As you draft, you need to pay attention to the power of cards you see passed to you and at what stage in the pack you see them. If you see a Raging T-Rex 4th pick or later, there are decent odds the players on your right haven’t committed to Wild. 6th pick Medusa, enjoy your Evil, etc.
Until you reach a point you feel comfortable committing to an alignment, I recommend prioritizing key, generically-powerful cards. Once you see a signal that an alignment might be open (or you draft a really powerful loyalty/ally card of an alignment), you can start prioritizing alignment cards over duplicates of key cards. For example, already have a Grave Demon when your going Wild, take that Spore Beast over the Erratic Research.
However, it can occasionally be correct to shift your focus in a draft. If you start picking up Evil cards and then get passed (and pick) strong Wild cards on picks 8, 9, and 10, it might be forth pursuing the Wild more heavily than the Evil.

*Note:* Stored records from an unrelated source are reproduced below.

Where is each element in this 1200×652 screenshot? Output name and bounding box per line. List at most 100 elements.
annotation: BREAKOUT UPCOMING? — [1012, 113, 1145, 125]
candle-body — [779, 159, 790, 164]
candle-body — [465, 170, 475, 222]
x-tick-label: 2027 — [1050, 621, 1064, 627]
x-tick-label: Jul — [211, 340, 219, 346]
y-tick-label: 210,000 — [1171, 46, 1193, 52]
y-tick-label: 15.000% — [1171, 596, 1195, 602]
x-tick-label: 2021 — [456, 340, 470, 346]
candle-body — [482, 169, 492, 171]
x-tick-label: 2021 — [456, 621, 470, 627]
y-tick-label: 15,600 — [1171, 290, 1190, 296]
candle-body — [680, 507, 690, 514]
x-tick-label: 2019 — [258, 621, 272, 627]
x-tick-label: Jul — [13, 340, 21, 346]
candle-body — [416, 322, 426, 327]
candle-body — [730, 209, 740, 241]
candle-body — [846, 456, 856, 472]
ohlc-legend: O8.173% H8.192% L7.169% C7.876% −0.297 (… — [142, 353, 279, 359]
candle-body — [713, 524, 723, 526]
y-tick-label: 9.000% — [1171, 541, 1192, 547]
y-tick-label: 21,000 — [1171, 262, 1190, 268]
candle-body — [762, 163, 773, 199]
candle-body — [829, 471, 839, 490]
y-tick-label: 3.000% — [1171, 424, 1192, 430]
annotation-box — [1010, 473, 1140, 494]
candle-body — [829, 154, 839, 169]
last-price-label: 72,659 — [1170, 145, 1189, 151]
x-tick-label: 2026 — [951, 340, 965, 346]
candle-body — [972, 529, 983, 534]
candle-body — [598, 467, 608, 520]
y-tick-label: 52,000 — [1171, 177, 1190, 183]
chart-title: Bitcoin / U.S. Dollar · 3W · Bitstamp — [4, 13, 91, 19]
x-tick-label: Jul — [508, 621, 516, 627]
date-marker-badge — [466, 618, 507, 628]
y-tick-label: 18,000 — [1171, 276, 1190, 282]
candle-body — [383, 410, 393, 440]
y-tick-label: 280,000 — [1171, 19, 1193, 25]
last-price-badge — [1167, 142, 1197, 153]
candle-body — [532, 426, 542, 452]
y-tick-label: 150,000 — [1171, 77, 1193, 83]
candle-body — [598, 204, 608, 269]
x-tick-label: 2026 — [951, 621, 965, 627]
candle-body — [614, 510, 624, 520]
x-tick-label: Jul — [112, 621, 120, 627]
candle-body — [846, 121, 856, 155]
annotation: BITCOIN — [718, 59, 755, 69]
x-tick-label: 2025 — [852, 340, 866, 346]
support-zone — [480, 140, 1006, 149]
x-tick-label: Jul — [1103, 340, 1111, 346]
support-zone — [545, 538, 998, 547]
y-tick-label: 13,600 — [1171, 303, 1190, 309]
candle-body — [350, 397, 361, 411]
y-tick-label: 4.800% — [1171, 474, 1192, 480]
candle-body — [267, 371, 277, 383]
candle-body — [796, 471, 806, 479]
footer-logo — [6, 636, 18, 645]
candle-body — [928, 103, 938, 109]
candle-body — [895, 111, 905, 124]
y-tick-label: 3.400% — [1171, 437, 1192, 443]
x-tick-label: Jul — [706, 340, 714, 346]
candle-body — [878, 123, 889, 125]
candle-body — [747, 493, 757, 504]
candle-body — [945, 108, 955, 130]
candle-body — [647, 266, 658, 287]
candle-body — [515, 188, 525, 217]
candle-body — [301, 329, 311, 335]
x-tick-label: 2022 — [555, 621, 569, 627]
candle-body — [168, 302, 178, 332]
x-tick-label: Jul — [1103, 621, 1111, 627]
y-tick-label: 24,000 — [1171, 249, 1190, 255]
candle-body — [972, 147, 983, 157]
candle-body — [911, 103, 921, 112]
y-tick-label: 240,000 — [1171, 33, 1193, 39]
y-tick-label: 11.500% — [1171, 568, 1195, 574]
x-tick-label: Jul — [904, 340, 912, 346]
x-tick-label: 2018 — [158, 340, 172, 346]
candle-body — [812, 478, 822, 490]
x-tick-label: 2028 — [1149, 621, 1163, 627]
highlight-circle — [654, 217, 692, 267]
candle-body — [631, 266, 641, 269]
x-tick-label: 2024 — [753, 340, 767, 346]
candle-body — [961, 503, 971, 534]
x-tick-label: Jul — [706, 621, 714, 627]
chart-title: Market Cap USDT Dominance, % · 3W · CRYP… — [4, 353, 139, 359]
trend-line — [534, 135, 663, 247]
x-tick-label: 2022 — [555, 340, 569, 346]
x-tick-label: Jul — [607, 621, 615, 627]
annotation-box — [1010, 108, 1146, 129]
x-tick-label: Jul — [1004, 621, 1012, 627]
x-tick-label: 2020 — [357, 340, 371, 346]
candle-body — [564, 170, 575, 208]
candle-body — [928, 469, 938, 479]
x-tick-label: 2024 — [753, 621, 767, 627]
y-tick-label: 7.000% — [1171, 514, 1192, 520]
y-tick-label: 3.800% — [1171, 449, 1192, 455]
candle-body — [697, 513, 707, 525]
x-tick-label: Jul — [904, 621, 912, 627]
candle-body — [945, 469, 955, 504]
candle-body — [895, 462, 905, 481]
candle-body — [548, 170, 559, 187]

Aside from Chamberlain Kark, the big, overlooked story of Worlds was the importance and high-valuation of 0-cost cards, specifically 0-cost champions. Even Darwin Kastle, Epic co-creator, discussed on stream how he hadn’t been valuing 0-cost cards as highly as some of the competitors, and how he thought he had possibly been proven wrong to have done so. For many players, 10 0-cost cards was the absolute minimum with up to 18 or so (in a 30 card deck) being better. I also lost, pretty convincingly, to a player in the second round of Dark Drafts who valued 0-cost cards higher than me (even though we drafted a similar number). He made it to top 8. I did not. (I’ll specifically discuss the high-valuation of 0-cost cards in a future article.)
Due to this high valuation, 0-cost cards were frequently very hard to come by in Cube Drafts. Many players would focus on taking those first, and for myself who didn’t/doesn’t value 0-cost cards quite as highly, if you didn’t prioritize taking some early and throughout, you wouldn’t get that many. For example, in multiple test drafts, I found myself going into pack three with only around 3 0-cost cards. Personally, I want around 10, so in the final packs I was forced to draft 0-cost cards over almost everything else. Due to this, I was able to claw myself back into a reasonable range, but the caliber of my 0-cost cards wasn’t always as strong as some of the other players.
In the actual tournament cube draft, the players at my draft table did not seem to value 0-cost cards as highly as I had been experiencing in testing though. This let me get an 8th or so pick Little Devil, and it was a major contributor in both my matches. I was also able to get Rescue Griffin a lot later in the draft than I was expecting too. (It has been performing great for me ever since I was talked into how strong it is.)
Overall, even if you are not the player who wants to draft 18 0-cost cards (and you and I might be wrong not to be those people), make sure you prioritize at least key 0-cost cards. If you don’t, others will.